When news of a data leak in one of the dating portal’s custom APIs was disclosed to heise Security, the editors managed to reproduce the problem and access the data of a specially created test profile. The API disclosed information including the email address and password of the test user, which allowed access to the user’s profile.
Once logged in, the editors could have accessed any data, private messages and photos stored with the user profile. However, logging in wasn’t actually required to retrieve sensitive information – most of the data was already available through the API. Labels such as “sexuality”, “childrenNumber”, “schooling”, “yearlyIncome”, “relationshipTyp” or “searchOneNightStand” provide some idea of the havoc a malicious data thief could have wreaked with this information.

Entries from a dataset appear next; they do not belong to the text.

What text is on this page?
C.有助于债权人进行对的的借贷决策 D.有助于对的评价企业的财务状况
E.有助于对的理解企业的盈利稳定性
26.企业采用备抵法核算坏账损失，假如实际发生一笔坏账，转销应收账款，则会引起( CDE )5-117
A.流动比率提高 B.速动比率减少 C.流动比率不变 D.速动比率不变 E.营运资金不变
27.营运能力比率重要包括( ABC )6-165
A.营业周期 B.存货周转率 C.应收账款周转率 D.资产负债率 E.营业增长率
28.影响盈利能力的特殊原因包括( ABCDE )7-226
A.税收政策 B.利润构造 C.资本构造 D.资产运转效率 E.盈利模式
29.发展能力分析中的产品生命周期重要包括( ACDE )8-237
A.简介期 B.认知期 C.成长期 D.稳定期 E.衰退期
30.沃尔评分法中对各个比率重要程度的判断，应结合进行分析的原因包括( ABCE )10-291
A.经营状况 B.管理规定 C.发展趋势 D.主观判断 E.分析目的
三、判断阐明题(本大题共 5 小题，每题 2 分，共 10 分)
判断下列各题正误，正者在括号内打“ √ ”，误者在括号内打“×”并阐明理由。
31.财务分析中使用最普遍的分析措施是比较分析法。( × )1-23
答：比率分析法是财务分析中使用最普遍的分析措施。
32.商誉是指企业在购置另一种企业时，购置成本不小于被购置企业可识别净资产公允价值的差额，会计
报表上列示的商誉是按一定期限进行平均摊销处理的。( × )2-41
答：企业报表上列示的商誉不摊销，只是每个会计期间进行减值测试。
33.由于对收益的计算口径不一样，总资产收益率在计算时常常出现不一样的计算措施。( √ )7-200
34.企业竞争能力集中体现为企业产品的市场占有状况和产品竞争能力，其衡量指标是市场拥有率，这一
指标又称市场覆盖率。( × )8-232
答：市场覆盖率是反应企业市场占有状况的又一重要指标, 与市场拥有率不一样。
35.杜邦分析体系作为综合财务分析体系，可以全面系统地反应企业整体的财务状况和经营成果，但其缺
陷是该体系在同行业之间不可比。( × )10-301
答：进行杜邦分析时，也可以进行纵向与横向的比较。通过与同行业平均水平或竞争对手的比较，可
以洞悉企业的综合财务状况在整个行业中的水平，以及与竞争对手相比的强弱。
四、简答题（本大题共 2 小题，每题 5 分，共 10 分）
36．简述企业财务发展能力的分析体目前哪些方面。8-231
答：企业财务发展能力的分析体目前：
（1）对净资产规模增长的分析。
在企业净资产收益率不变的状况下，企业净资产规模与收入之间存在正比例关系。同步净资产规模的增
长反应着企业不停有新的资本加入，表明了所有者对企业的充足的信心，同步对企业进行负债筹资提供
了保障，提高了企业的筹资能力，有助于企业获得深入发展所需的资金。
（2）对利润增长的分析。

After heise Security informed meetOne co-founder Nils Henning, the vulnerability was closed within hours. Henning said that the “scope of the hole is limited” because “no sensitive data such as billing information was retrievable at any time”. The executive didn’t clarify why the company thought that information such as plaintext user passwords was not considered to be “sensitive data”.

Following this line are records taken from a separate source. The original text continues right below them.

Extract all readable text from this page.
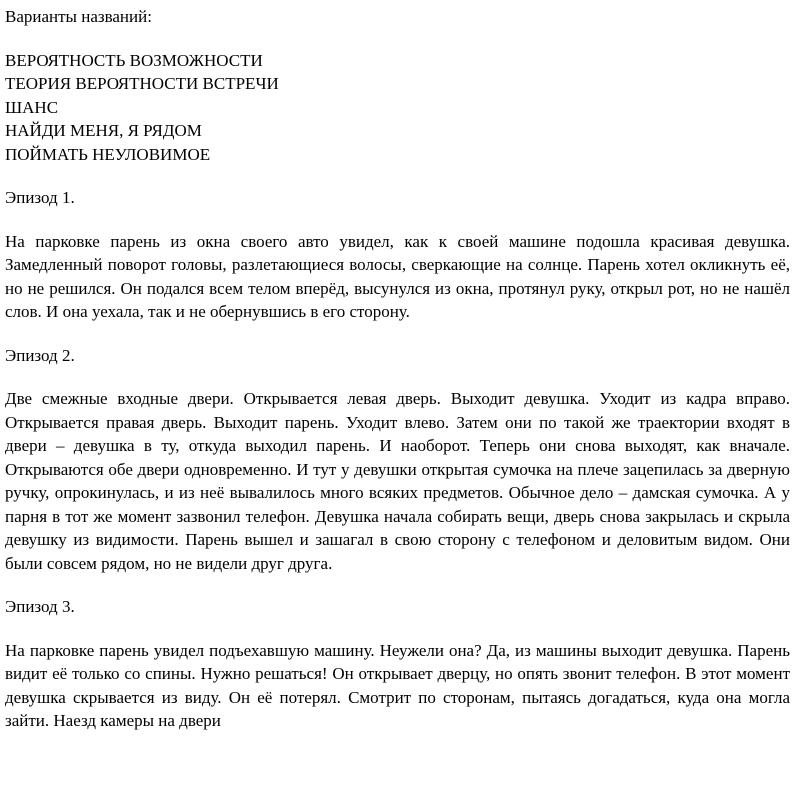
Варианты названий:

ВЕРОЯТНОСТЬ ВОЗМОЖНОСТИ
ТЕОРИЯ ВЕРОЯТНОСТИ ВСТРЕЧИ
ШАНС
НАЙДИ МЕНЯ, Я РЯДОМ
ПОЙМАТЬ НЕУЛОВИМОЕ

Эпизод 1.

На парковке парень из окна своего авто увидел, как к своей машине подошла красивая девушка. Замедленный поворот головы, разлетающиеся волосы, сверкающие на солнце. Парень хотел окликнуть её, но не решился. Он подался всем телом вперёд, высунулся из окна, протянул руку, открыл рот, но не нашёл слов. И она уехала, так и не обернувшись в его сторону.

Эпизод 2.

Две смежные входные двери. Открывается левая дверь. Выходит девушка. Уходит из кадра вправо. Открывается правая дверь. Выходит парень. Уходит влево. Затем они по такой же траектории входят в двери – девушка в ту, откуда выходил парень. И наоборот. Теперь они снова выходят, как вначале. Открываются обе двери одновременно. И тут у девушки открытая сумочка на плече зацепилась за дверную ручку, опрокинулась, и из неё вывалилось много всяких предметов. Обычное дело – дамская сумочка. А у парня в тот же момент зазвонил телефон. Девушка начала собирать вещи, дверь снова закрылась и скрыла девушку из видимости. Парень вышел и зашагал в свою сторону с телефоном и деловитым видом. Они были совсем рядом, но не видели друг друга.

Эпизод 3.

На парковке парень увидел подъехавшую машину. Неужели она? Да, из машины выходит девушка. Парень видит её только со спины. Нужно решаться! Он открывает дверцу, но опять звонит телефон. В этот момент девушка скрывается из виду. Он её потерял. Смотрит по сторонам, пытаясь догадаться, куда она могла зайти. Наезд камеры на двери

The operators cannot guarantee that the hole has not been exploited in the past and say that they have “reset all passwords”. However, on checking at 7.30 pm on Wednesday evening, all passwords that were tested by heise Security were still functional. To be safe, users who have previously created a profile with this site should change their password – and, importantly, they should also change passwords on any other services where they may have used the same password.
Founded in Germany, the dating portal is now operated by US company meetOne International LLC. Nils Henning continues to work for Hamburg-based meetOne GmbH, a company that now regards itself as a service provider to the LLC and “mainly handles support tasks”.